We can point out a number of major events which have characterised
this rebirth of struggle and collective political consciousness throughout
1995. Thus on May 1st when for tactical and technical reasons the
official unions did nothing, Mexico saw its biggest protest march since
1968, with 1.5 million people (already at the end of March 1994,
350,000 people demonstated in favour of the EZLN). We should note,
the better to understand these statistics, that to demmonstrate in France
is far easier given that repression in Mexico takes on incomparable
dimensions. The claims of the demonstrators were, on the 1st of May,
the following: no to the NAFTA, a rise in salaries, the reintegration of
workers sacked during the last strikes, political freedom and support for
the EZLN. The 1st May 1996 promises to maintain the temperature.
Since last year there have been many demonstrations against the IMSS.

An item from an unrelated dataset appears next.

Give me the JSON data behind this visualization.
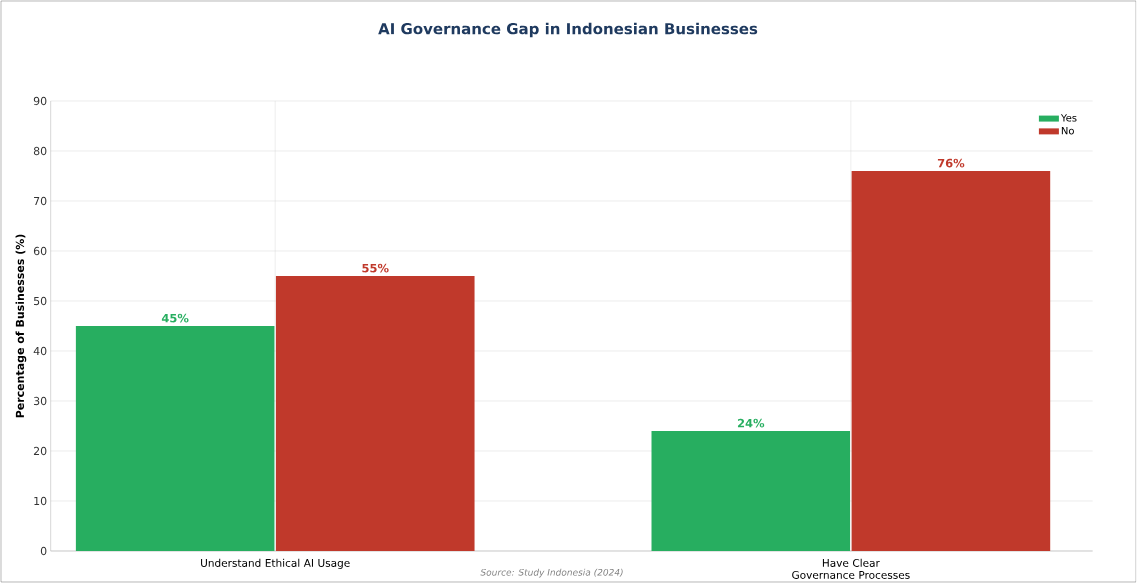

Despite the fact that in recent months anarchist groups have appeared the
Mexican anarchist movement remains marginal - having failed to solve
the 'endemic illness' of the anarchist movement worldwide that is to say
disorganisation and a totally relative presense in social struggles. This
movement has however a rich history. It was born in the XIX century
under the influence of Rodakonoty and Chauvin. Around 1900 there was
also of course Ricardo Flores-Magon, who is still a popular figure, and
the Mexican Liberal Party. Unfortunately, the movement burnt out at the
same time as the revolution of 1910. After a long vacuum, in 1968, as
part of the Mexican autonomous University movement anarchist groups
reemerged. One can also note the presense of libertarian thought in the
syndicalist movement of the 1970s (workers autonomy, workers
information...) In 1980 the anarcho-punk movement came into being.

At the heart of the movement today, the Anti-Authoritarian
Revolutionary Youth - 80% punk - constitutes the most important group
bringing together about 100 members and a few 100 on demonstrations.

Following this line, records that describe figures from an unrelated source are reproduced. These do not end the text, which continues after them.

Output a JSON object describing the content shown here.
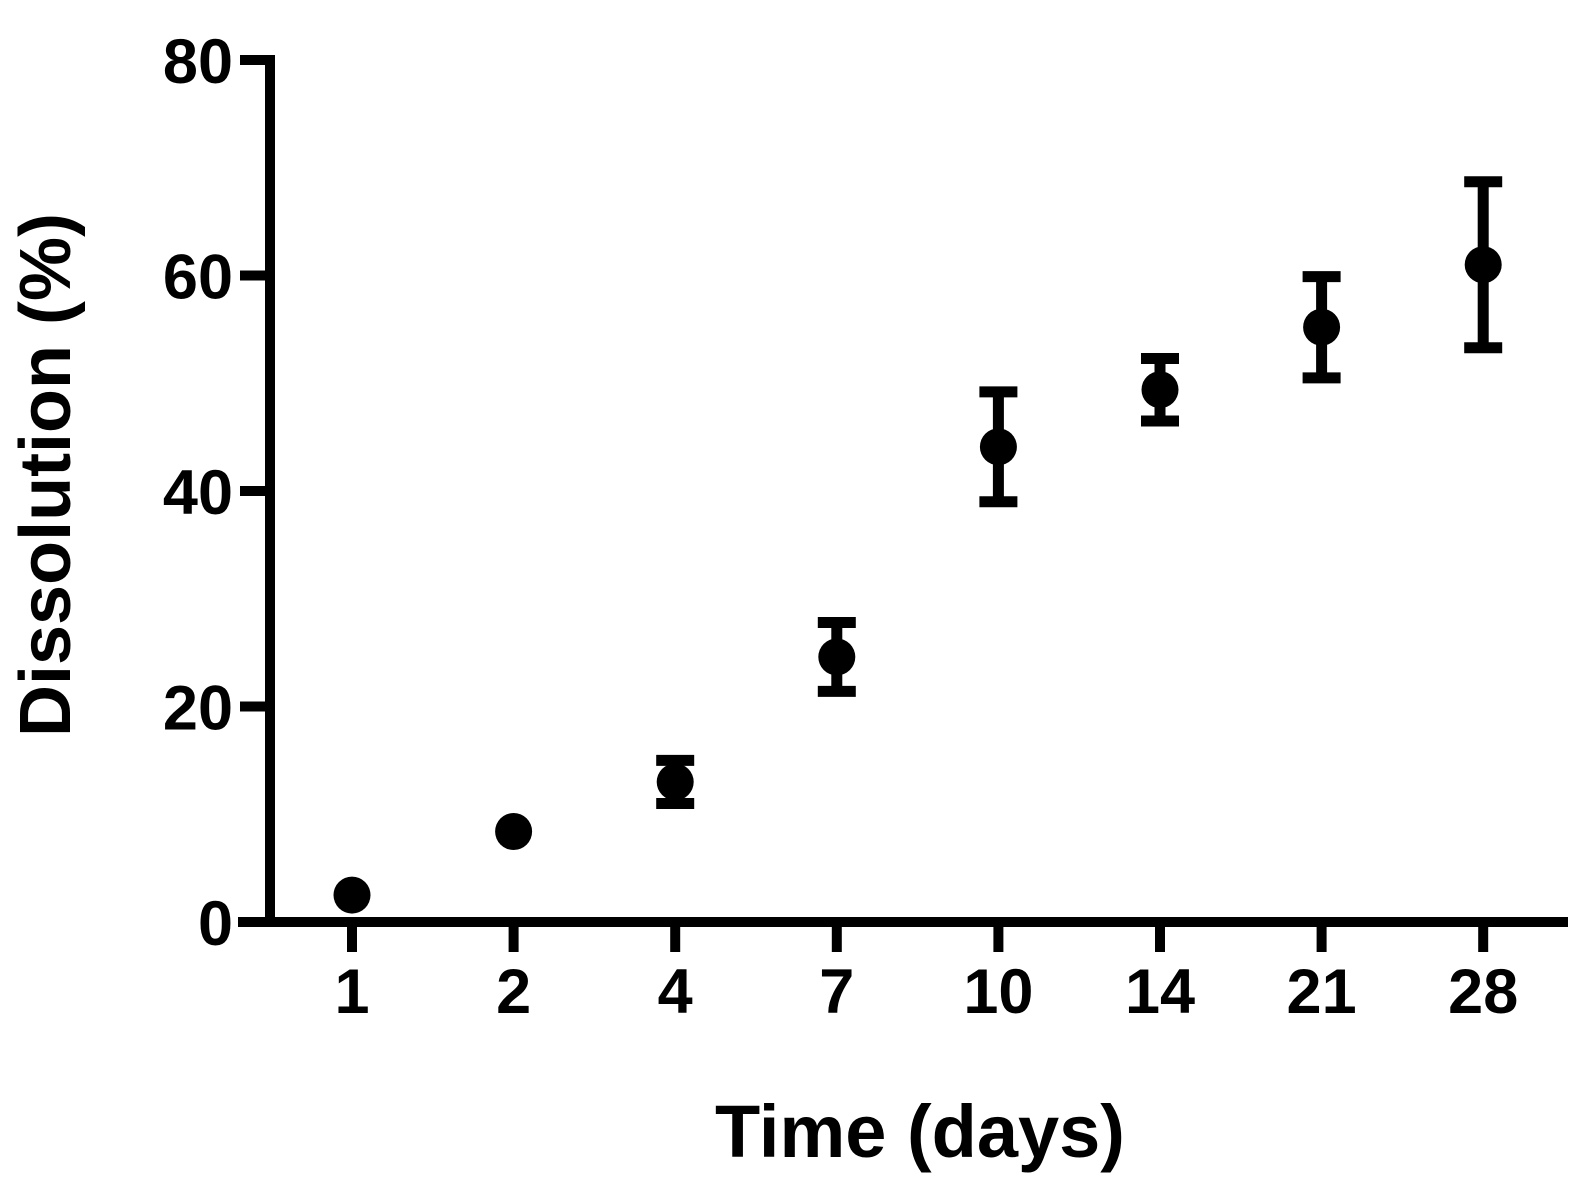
{
  "chart_data": {
    "type": "scatter",
    "title": "",
    "xlabel": "Time (days)",
    "ylabel": "Dissolution (%)",
    "categories": [
      "1",
      "2",
      "4",
      "7",
      "10",
      "14",
      "21",
      "28"
    ],
    "series": [
      {
        "name": "dissolution",
        "values": [
          2.5,
          8.4,
          13.0,
          24.6,
          44.1,
          49.4,
          55.2,
          61.0
        ],
        "errors": [
          0,
          0,
          2.0,
          3.2,
          5.1,
          2.9,
          4.7,
          7.7
        ]
      }
    ],
    "ylim": [
      0,
      80
    ],
    "yticks": [
      0,
      20,
      40,
      60,
      80
    ],
    "x_spacing": "categorical-even",
    "grid": false,
    "legend": "none",
    "marker": "filled-circle",
    "error_bars": "vertical-with-caps",
    "color": "#000000",
    "background": "#ffffff"
  }
}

This group too often lacks cohesion. Other groups exist. The Motin
group, more recently, has some 20 members in Mexico and is separate
from the JAR, accusing it of only having cultural aims - counter-culture
and anarcho-punk. The Motin group seeks to create the conditions for a
social anarchism. Thereis also the social Library, which has a bookshop
open 6 days a week. Throughout the whole of Mexico there are about 30
groups spread out amongst about a dozen towns. These independant
groups number some 4 to 500 militants. They evidently lack links,
cohesion even if things are evolving in this area. Thus in 1994 the Self-
management Libertarian Union was born (ULA) brining together
individuals from JAR, Motin and the social Library numbering some
300 members. This organisation stems from the 1994 movement in
Chiapas. It seeks to co-ordinate the involvement of libertarians in the 'aid
caravans' and other peace convoys and also within the CND.
Unfortunately, ULA tends only to intervene on issues relating directly to
the EZLN or the CND, interventions which are becomming rarer as the
CND loses some people's interest because of its internal problems and
marginalisation by the PRD. One should however note that in spite of
everything a common libertarian front was set up during the
demonstration of 1st May, bringing together some 3,000 people. On this
occasion there were confrontations with the forces of law and order
resulting in 19 arrests (including 4 anarchists) who were given prison
sentences. Also there are plans for a national journal put together by
about a dozen groups spread out over five towns. The first edition
should be out in March 1996. Plans are to publish 1,000 copies.